About the trust

Cookie Time Limited co-owners (and brothers) Michael Mayell and Guy Pope-Mayell set up Cookie Time Charitable Trust in 2003 as a way to give back and make a difference to young New Zealanders.


The Trust is dedicated to supporting projects that enable children to reach their full potential, allowing them to explore new and exciting challenges that allow their creativity and abilities to flourish.


Trust board


Trust board


Guy Pope-Mayell: Trustee
Co-owner and Managing Director of Cookie Time Limited, and father of four. Also co-founder and Chair of Trustees of Dyslexia Foundation of New Zealand. Guy's passion for family, cookies, digital technology and education combined with the support of wife, Suzanne Pope-Mayell and her strong background in Montessori education provides a very real and up to date understanding of the education sector.


Michael Mayell: Trustee

Entepreneur, founder and co-owner of Cookie Time Limited, Michael is passionate about people achieving their potential. And childhood is the essential place to start, where discovering what you are good at can set you up for a lifetime of positive engagement. As a father to three children, and Dad to five, Michael is directly involved in helping young children discover their gifts. And he’s also learnt that our children can teach us as much as we teach them! Michael’s creativity and 'can do' attitude brings unlimited energy to the Trust's activities.


Tim Keenan (B.Com): Trustee

Founder and Director at Qalibre (financial and commercial advisory services). Tim brings professional financial management capability to the day to day operations of the Trust. A father of three, his active lifestyle is balanced between a dynamic business involvement and family life. A real commitment to the development of young people drives his involvement on the Trust.

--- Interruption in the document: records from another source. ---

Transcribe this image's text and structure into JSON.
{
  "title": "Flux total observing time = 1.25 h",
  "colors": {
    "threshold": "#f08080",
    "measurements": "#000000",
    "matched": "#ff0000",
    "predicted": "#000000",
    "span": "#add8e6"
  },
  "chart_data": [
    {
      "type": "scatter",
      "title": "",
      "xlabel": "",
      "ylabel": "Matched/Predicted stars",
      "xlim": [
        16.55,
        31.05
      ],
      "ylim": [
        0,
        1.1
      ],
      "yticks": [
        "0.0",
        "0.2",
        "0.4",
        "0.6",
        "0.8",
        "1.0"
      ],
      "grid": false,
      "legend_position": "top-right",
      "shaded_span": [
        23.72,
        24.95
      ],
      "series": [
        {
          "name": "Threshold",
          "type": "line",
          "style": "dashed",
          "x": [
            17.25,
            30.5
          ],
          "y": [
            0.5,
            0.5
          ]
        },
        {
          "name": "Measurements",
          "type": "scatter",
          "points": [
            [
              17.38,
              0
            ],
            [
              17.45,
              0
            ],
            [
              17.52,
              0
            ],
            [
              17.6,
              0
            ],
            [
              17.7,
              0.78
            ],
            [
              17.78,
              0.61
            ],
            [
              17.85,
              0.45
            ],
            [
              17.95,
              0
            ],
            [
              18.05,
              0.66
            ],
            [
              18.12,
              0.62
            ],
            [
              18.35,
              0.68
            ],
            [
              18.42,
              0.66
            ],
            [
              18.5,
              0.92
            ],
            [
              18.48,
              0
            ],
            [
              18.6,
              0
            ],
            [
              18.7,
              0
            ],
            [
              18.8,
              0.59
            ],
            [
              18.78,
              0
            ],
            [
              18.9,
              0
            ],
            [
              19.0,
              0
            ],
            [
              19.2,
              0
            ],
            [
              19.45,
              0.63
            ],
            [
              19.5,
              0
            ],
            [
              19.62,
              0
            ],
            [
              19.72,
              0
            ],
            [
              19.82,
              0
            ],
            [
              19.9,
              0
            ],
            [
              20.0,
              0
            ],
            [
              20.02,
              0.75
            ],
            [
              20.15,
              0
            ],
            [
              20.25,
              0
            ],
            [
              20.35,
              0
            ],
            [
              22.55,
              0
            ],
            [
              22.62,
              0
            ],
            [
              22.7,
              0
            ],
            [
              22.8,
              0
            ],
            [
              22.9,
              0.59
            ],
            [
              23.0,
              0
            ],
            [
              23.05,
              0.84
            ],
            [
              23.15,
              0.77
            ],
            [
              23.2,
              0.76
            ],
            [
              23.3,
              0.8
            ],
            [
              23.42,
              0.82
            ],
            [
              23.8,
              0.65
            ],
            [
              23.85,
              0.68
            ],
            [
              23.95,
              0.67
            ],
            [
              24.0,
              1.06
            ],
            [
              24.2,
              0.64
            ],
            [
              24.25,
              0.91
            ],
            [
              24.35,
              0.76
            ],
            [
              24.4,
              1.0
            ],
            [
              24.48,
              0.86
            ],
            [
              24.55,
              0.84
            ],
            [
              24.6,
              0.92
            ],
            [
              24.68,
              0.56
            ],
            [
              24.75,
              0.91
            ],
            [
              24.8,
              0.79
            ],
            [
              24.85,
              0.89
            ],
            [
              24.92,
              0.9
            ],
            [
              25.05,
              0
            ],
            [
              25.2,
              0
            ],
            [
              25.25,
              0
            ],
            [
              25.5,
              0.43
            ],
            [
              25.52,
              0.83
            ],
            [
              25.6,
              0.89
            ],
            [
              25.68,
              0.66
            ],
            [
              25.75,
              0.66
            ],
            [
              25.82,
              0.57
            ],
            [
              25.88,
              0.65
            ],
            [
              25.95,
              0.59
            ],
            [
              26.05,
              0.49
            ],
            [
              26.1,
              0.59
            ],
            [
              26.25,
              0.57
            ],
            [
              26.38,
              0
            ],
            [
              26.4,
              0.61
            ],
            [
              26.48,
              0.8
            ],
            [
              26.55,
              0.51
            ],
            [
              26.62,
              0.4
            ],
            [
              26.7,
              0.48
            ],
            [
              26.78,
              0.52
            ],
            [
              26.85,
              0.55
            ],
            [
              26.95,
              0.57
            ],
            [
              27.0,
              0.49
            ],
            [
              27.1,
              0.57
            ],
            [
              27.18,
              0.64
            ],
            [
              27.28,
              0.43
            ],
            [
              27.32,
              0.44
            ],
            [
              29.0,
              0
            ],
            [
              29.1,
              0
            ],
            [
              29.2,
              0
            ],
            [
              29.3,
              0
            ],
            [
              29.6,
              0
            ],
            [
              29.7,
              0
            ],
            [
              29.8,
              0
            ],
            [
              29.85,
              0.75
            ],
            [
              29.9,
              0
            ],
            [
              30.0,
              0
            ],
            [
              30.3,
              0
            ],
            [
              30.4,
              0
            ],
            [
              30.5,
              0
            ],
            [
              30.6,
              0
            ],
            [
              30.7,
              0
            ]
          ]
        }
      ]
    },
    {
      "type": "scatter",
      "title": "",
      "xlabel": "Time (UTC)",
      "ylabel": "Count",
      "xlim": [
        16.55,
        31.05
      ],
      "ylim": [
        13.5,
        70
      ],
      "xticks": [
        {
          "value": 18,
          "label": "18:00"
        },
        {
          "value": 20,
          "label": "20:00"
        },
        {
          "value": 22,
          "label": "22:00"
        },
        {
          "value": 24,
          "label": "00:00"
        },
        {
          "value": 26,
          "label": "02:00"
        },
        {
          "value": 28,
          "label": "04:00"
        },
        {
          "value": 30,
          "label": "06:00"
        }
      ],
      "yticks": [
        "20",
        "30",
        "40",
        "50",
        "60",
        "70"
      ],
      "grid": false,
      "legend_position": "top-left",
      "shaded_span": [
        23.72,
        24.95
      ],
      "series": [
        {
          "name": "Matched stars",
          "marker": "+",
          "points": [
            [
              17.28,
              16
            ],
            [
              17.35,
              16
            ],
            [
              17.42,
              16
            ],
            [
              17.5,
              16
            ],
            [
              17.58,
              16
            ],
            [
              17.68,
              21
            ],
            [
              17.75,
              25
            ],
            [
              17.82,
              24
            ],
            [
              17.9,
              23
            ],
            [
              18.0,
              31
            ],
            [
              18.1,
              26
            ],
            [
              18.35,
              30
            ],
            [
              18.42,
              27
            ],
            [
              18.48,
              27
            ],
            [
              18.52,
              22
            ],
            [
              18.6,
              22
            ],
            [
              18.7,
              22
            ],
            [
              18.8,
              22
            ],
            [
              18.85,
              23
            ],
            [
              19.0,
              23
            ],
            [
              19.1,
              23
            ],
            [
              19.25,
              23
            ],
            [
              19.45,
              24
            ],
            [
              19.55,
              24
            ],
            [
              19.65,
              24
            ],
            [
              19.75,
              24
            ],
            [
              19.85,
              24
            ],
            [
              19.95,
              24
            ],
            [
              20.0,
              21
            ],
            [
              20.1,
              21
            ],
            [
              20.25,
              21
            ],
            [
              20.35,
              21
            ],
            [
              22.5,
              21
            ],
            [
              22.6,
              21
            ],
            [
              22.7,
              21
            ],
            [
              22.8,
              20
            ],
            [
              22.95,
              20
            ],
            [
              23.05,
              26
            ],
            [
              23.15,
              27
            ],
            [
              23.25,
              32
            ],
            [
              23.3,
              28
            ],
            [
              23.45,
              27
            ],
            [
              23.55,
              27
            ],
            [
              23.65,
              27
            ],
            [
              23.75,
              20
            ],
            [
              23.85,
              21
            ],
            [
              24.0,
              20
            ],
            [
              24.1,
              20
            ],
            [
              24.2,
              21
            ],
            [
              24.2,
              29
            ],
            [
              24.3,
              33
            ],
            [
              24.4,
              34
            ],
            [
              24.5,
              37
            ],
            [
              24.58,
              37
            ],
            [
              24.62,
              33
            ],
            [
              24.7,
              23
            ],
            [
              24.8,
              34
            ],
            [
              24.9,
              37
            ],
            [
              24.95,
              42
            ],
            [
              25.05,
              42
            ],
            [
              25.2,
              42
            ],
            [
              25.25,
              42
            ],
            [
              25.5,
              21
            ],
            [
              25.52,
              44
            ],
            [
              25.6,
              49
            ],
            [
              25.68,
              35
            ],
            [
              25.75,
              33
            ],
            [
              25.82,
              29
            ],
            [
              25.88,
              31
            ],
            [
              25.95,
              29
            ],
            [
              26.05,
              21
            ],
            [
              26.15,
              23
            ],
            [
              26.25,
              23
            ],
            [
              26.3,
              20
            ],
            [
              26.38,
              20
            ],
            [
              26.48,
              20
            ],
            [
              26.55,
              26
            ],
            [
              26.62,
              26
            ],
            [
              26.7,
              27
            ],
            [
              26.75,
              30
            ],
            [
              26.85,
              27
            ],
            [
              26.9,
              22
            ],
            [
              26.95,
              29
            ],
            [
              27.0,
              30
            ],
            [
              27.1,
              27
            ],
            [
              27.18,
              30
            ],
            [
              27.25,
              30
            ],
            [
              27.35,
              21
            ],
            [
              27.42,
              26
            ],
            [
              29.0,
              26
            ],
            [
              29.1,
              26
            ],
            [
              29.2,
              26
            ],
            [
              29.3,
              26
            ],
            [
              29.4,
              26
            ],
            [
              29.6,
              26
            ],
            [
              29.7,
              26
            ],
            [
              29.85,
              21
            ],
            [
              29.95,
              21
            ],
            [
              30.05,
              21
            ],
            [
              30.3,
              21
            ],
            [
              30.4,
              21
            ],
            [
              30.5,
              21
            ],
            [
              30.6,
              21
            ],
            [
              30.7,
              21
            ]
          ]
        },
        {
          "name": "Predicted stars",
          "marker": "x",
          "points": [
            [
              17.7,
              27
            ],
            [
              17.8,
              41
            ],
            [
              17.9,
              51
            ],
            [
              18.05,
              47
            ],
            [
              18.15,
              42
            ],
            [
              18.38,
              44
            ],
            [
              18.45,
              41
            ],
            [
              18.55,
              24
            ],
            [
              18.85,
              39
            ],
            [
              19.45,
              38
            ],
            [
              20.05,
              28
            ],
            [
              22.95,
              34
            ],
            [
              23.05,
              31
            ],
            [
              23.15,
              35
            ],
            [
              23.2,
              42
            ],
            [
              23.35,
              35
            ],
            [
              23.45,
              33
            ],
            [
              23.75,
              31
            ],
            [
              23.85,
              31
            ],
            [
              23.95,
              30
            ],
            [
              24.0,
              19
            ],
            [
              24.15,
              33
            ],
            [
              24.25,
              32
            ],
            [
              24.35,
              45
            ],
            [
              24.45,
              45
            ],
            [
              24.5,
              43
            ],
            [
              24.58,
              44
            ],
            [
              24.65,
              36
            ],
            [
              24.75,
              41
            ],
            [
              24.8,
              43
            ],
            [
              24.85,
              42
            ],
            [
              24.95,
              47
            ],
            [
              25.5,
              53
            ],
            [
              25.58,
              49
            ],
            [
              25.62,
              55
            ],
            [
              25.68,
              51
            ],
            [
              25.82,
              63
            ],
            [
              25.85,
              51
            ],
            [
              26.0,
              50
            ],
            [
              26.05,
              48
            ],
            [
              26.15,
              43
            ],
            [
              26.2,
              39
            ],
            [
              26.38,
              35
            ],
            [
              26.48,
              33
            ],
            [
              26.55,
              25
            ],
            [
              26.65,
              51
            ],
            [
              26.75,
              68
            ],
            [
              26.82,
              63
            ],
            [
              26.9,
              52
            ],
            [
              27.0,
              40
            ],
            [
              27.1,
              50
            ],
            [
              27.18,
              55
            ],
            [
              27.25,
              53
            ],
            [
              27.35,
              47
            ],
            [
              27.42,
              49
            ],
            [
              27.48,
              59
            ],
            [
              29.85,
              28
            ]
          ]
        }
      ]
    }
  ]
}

Ron Davis, founder of Davis Dyslexia Association International

Born autistic, with severe learning disabilities, Ron Davis became a successful engineer, businessman and sculptor. Davis was functionally illiterate until the age of 38, when he discovered a method that allowed him to read a book cover to cover for the first time in his life without struggling. 

Observing that those with dyslexia and other types of learning differences have visual, multi-dimensional minds which are less predisposed to word-based thinking, Ron used his insights to develop a creative learning process known as the Davis Dyslexia Correction Programme .

Davis Dyslexia Association International, founded in 1995 by Ron and Alice Davis, now has branches all over the world, including New Zealand and has helped many thousands of adult and child dyslexics to read and to enhance their natural creative ability.


Kirsteen Britten

A former international fashion model, Kirsteen Britten married renowned Kiwi motorcycle engineer and inventor John Britten in 1983. One of the things they had in common was difficulty with traditional academic learning – he was dyslexic, she has dysphagia. Considered stupid at school, John became a highly acclaimed motorcycle designer before his death from cancer in 1995. His V-1000 motorcycles are regarded as high art (exhibited at Te Papa and the Guggenheim) and high performance (four world speed records, winner of races at Daytona and in Holland, England and New Zealand).

Kirsteen describes herself as a kinesthetic learner, needing learning to be a tactile experience. After completing a Davis Dyslexia Correction Programme, Kirsteen’s own literacy greatly improved and she is now a Davis Facilitator.

Mackenzie Thorpe

Internationally renowned artist Mackenzie Thorpe was raised in the industrial town of Middlesbrough, England in the 1950s. The eldest of seven children, Mackenzie had undiagnosed dyslexia and left school without qualifications. He worked in a series of manual jobs but eventually got the courage to apply to his local Art College. While his lack of education and a barely readable application did little to support his application, the strength and volume of work that Mackenzie presented saw him succeed.

He first won a place at Middlesbrough College of Art and subsequently the Byam Shaw School of Art in London.  Since then, he has become one of the world's most collected and sought-after artists.